How is it, Shadows, that I knew ye not?
How came ye muffled in so hush a masque?
Was it a silent deep-disguisèd plot
To steal away, and leave without a task
My idle days? Ripe was the drowsy hour;
The blissful cloud of summer indolence
Benumbed my eyes; my pulse grew less and less;
Pain had no sting, and pleasure's wreath no flower;
Oh, why did ye not melt, and leave my sense
Unhaunted quite of all but - nothingness?
A third time passed they by, and, passing, turned
Each one the face a moment while to me;
Then faded, and to follow them I burned
And ached for wings because I knew the three:
The first was a fair maid, and Love her name;
The second was Ambition, pale of cheek,
And ever watchful with fatiguèd eye;
The last, whom I love more, the more of blame
Is heaped upon her, maiden most unmeek, -
I knew to be my demon Poesy.
They faded, and, forsooth! I wanted wings.
Oh, folly! What is Love? And where is it?

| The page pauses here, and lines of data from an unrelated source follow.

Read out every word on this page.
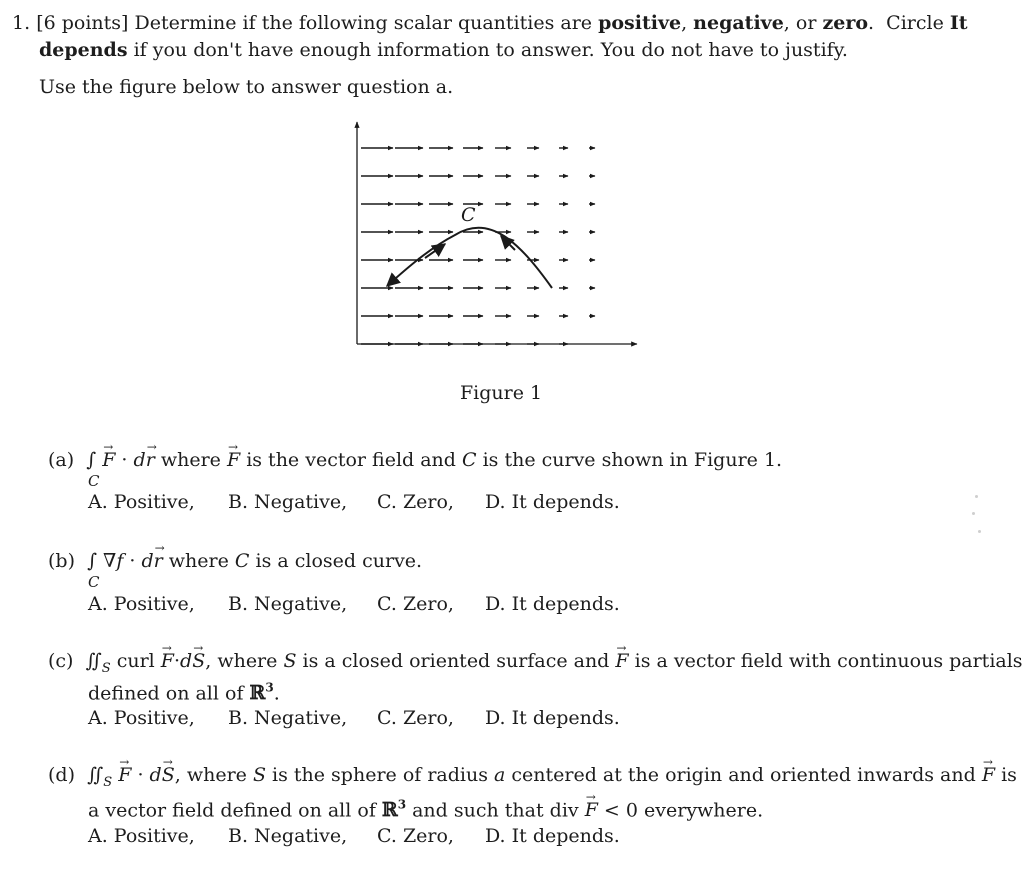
1. [6 points] Determine if the following scalar quantities are positive, negative, or zero. Circle It
depends if you don't have enough information to answer. You do not have to justify.
Use the figure below to answer question a.
C
Figure 1
(a) ∫ → F · d→ r where → F is the vector field and C is the curve shown in Figure 1.
C
A. Positive,	B. Negative,	C. Zero,	D. It depends.
(b) ∫ ∇f · d→ r where C is a closed curve.
C
A. Positive,	B. Negative,	C. Zero,	D. It depends.
(c) $∬_S$ curl → F·d→ S, where S is a closed oriented surface and → F is a vector field with continuous partials
defined on all of ℝ$^3$.
A. Positive,	B. Negative,	C. Zero,	D. It depends.
(d) $∬_S \to F \cdot d\to S$, where S is the sphere of radius a centered at the origin and oriented inwards and → F is
a vector field defined on all of ℝ$^3$ and such that div → F < 0 everywhere.
A. Positive,	B. Negative,	C. Zero,	D. It depends.
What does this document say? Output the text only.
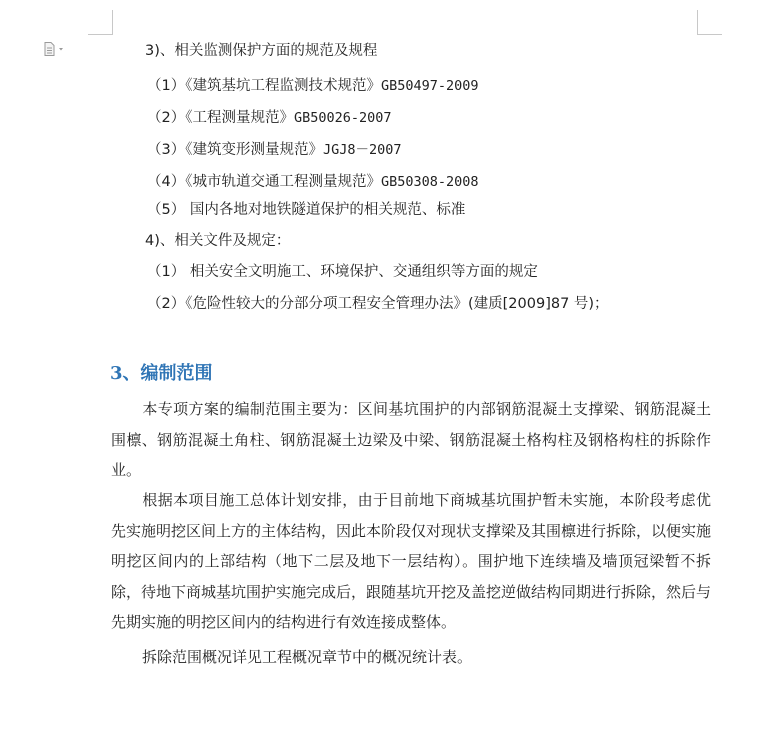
3)、相关监测保护方面的规范及规程
（1）《建筑基坑工程监测技术规范》GB50497-2009
（2）《工程测量规范》GB50026-2007
（3）《建筑变形测量规范》JGJ8－2007
（4）《城市轨道交通工程测量规范》GB50308-2008
（5） 国内各地对地铁隧道保护的相关规范、标准
4)、相关文件及规定：
（1） 相关安全文明施工、环境保护、交通组织等方面的规定
（2）《危险性较大的分部分项工程安全管理办法》(建质[2009]87 号)；
3、编制范围
本专项方案的编制范围主要为：区间基坑围护的内部钢筋混凝土支撑梁、钢筋混凝土围檩、钢筋混凝土角柱、钢筋混凝土边梁及中梁、钢筋混凝土格构柱及钢格构柱的拆除作业。
根据本项目施工总体计划安排，由于目前地下商城基坑围护暂未实施，本阶段考虑优先实施明挖区间上方的主体结构，因此本阶段仅对现状支撑梁及其围檩进行拆除，以便实施明挖区间内的上部结构（地下二层及地下一层结构）。围护地下连续墙及墙顶冠梁暂不拆除，待地下商城基坑围护实施完成后，跟随基坑开挖及盖挖逆做结构同期进行拆除，然后与先期实施的明挖区间内的结构进行有效连接成整体。
拆除范围概况详见工程概况章节中的概况统计表。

And for that poor Ambition - it springs
From a man's little heart's short fever-fit.
For Poesy! - no, - she has not a joy -
At least for me - so sweet as drowsy noons,
And evenings steep'd in honeyed indolence.
Oh, for an age so sheltered from annoy
That I may never know how change the moons,
Or hear the voice of busy common-sense!
A third time came they by. Alas, wherefore?
My sleep had been embroidered with dim dreams;
My soul had been a lawn besprinkled o'er
With flowers, and stirring shades, and baffled beams:
The morn was clouded, but no shower fell,
Though in her lids hung the sweet tears of May;
The open casement press'd a new-leaved vine,
Let in the budding warmth and throstle's lay;
O Shadows, 'twas a time to bid farewell!
Upon your skirts had fallen no tears of mine.
So, ye three Ghosts, adieu! Ye cannot raise
My head cool-bedded in the flowery grass;
For I would not be dieted with praise,
A pet-lamb in a sentimental farce!
Fade softly from my eyes, and be once more
In masque-like figures on the dreamy urn.
Farewell! I yet have visions for the night,
And for the day faint visions there is store.
Vanish, ye Phantoms, from my idle sprite
Into the clouds, and never more return!